Par lettre recommandée avec avis de réception du 21 novembre 2024 réceptionnée le 27 novembre suivant, OPHEA a notifié à Mme [S] [D] et M. [Y] [I], un congé pour le 28 février 2025 pour ‘non paiement de loyers et accessoires” ; il y était joint le décompte des sommes dues pour 3 930,11 euros.
M. [Y] [I] a adressé un courrier au bailleur le 27 novembre 2024 pour être détaché du bail, indiquant ne plus habiter dans les lieux depuis le 02 janvier 2024.
C’est dans ces conditions que l’OPHEA a assigné Mme [S] [D], par acte de commissaire de justice du 30 avril 2025, devant le juge des contentieux de la protection du tribunal judiciaire de Strasbourg aux fins de voir :
* CONSTATER que le congé délivré est régulier,
* PRONONCER la déchéance de la défenderesse de tout droit au maintien dans les lieux conformément à l’article 10-1 ° de la loi du 1er septembre 1948,
* CONDAMNER la défenderesse ainsi que tout occupant de son chef à « restituer » les locaux occupés par elle,
* PRONONCER à titre subsidiaire la résiliation judiciaire du bail liant les parties, conformément aux articles 1184 et 1741 du code civil,
* CONDAMNER la défenderesse à payer la somme de 5 982,51 euros à titre d’arriérés de loyers et accessoires avec les intérêts légaux à compter de l’assignation, conformément à l’article 1728 du code civil, et à payer les arriérés de loyers et charges nés entre l’assignation et la date de l’audience,
* CONDAMNER, en tout état de cause, la défenderesse à payer les loyers et charges jusqu’à la résiliation du bail, en quittances et deniers,
* CONDAMNER la défenderesse à payer à OPHEA, à titre d’indemnité d’occupation, le montant de 687,40 euros (loyer augmenté des charges et prestations fournies) augmenté des intérêts légaux à compter de chaque échéance et jusqu’à évacuation des locaux, sous réserve des augmentations légales ultérieures et ce à compter de la date de résiliation du bail, conformément à l’article 1142 du code civil,
* CONDAMNER la défenderesse à payer la somme de 598 euros au titre de l’article 700 du code de procédure civile, outre les dépens.
Au soutien de sa demande principale, l’OPHEA fait valoir que la mauvaise foi de la locataire est démontrée en ce qu’elle n’exécute pas une de ses obligations principales, vu l’arriéré de loyers accumulé, de sorte qu’elle doit être déchue du droit au maintien dans les lieux, réservé aux occupants de bonne foi.

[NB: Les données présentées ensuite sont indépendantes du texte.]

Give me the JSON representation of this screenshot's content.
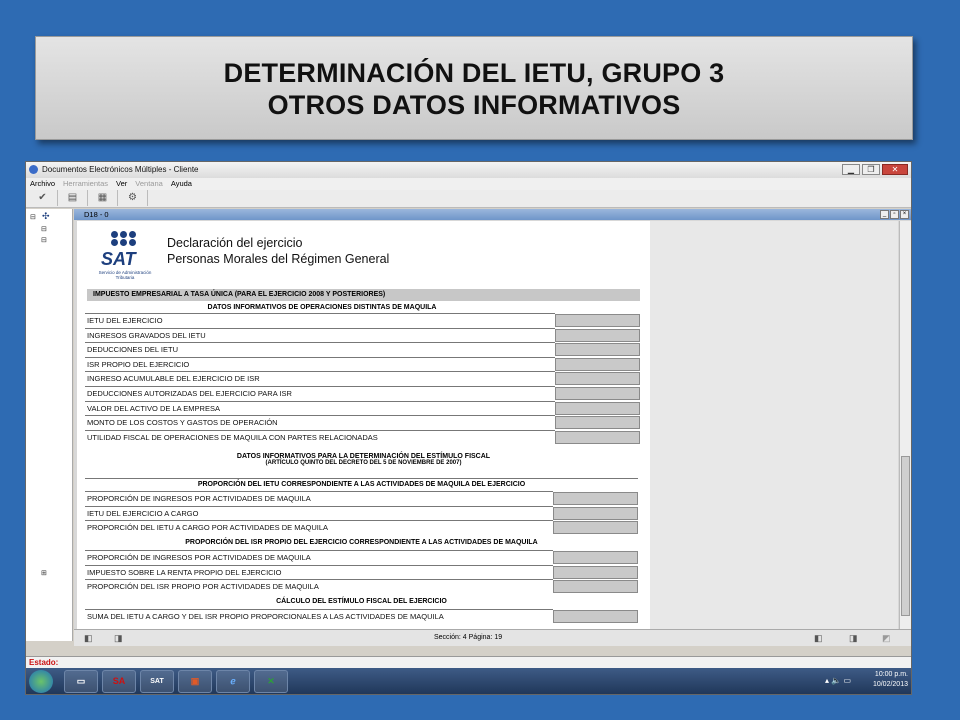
{
  "slide": {
    "title_line1": "DETERMINACIÓN DEL IETU, GRUPO 3",
    "title_line2": "OTROS DATOS INFORMATIVOS"
  },
  "window": {
    "title": "Documentos Electrónicos Múltiples - Cliente",
    "menu": [
      "Archivo",
      "Herramientas",
      "Ver",
      "Ventana",
      "Ayuda"
    ]
  },
  "document": {
    "tab_title": "D18 - 0",
    "logo_text": "SAT",
    "logo_sub": "Servicio de Administración Tributaria",
    "heading1": "Declaración del ejercicio",
    "heading2": "Personas Morales del Régimen General",
    "main_section": "IMPUESTO EMPRESARIAL A TASA ÚNICA (PARA EL EJERCICIO 2008 Y POSTERIORES)",
    "section1": "DATOS INFORMATIVOS DE OPERACIONES DISTINTAS DE MAQUILA",
    "rows1": [
      "IETU DEL EJERCICIO",
      "INGRESOS GRAVADOS DEL IETU",
      "DEDUCCIONES DEL IETU",
      "ISR PROPIO DEL EJERCICIO",
      "INGRESO ACUMULABLE DEL EJERCICIO DE ISR",
      "DEDUCCIONES AUTORIZADAS DEL EJERCICIO PARA ISR",
      "VALOR DEL ACTIVO DE LA EMPRESA",
      "MONTO DE LOS COSTOS Y GASTOS DE OPERACIÓN",
      "UTILIDAD FISCAL DE OPERACIONES DE MAQUILA CON PARTES RELACIONADAS"
    ],
    "section2_line1": "DATOS INFORMATIVOS PARA LA DETERMINACIÓN DEL ESTÍMULO FISCAL",
    "section2_line2": "(ARTÍCULO QUINTO DEL DECRETO DEL 5 DE NOVIEMBRE DE 2007)",
    "section3": "PROPORCIÓN DEL IETU CORRESPONDIENTE A LAS ACTIVIDADES DE MAQUILA DEL EJERCICIO",
    "rows3": [
      "PROPORCIÓN DE INGRESOS POR ACTIVIDADES DE MAQUILA",
      "IETU DEL EJERCICIO A CARGO",
      "PROPORCIÓN DEL IETU A CARGO POR ACTIVIDADES DE MAQUILA"
    ],
    "section4": "PROPORCIÓN DEL ISR PROPIO DEL EJERCICIO CORRESPONDIENTE A LAS ACTIVIDADES DE MAQUILA",
    "rows4": [
      "PROPORCIÓN DE INGRESOS POR ACTIVIDADES DE MAQUILA",
      "IMPUESTO SOBRE LA RENTA PROPIO DEL EJERCICIO",
      "PROPORCIÓN DEL ISR PROPIO POR ACTIVIDADES DE MAQUILA"
    ],
    "section5": "CÁLCULO DEL ESTÍMULO FISCAL DEL EJERCICIO",
    "rows5": [
      "SUMA DEL IETU A CARGO Y DEL ISR PROPIO PROPORCIONALES A LAS ACTIVIDADES DE MAQUILA"
    ]
  },
  "statusline": {
    "section_page": "Sección: 4  Página: 19"
  },
  "estado": "Estado:",
  "taskbar": {
    "time": "10:00 p.m.",
    "date": "10/02/2013",
    "items": [
      "SA",
      "SAT"
    ]
  }
}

Le Préfet du Bas-Rhin a régulièrement été avisé de l’assignation le 7 mai 2025.
La Commission de Coordination Des Actions de Prévention des Expulsions Locatives (CCAPEX) avait été saisie le 22 novembre 2024.
À l’audience du 20 octobre 2025, l’OPHEA, représenté par son conseil, se réfère à l’assignation, sauf à actualiser la dette à 7 338,78 euros au 13 octobre 2025, à accepter des délais de paiement sur une durée de 36 mois, mais à raison d’échéances de 204 euros par mois, et à demander l’expulsion en cas de non respect de ces délais.
Mme [S] [D] indique avoir rencontré une assistante sociale dans le cadre de la présente instance et sollicite des délais de paiement. Elle précise avoir deux enfants à charge, travailler et percevoir le RSA pour environs 1 000 euros. Elle serait prête à payer 204 euros en plus du loyer résiduel (335,82 euros) tous les 10 du mois.
L’affaire a été mise en délibéré à ce jour par mise à disposition au greffe.
Le diagnostic social et financier en date du 22 octobre 2025 est parvenu au tribunal après l’audience et confirme que Mme [S] a été rencontrée, ce à plusieurs reprises en septembre 2025.
MOTIFS
Sur le congé
En application de l’article L 442-6 du code de la construction et de l’habitation, les dispositions du chapitre premier, à l’exclusion de l’article 11, du titre premier de la loi du 1er septembre 1948 sur le maintien dans les lieux sont applicables au présent contrat de bail.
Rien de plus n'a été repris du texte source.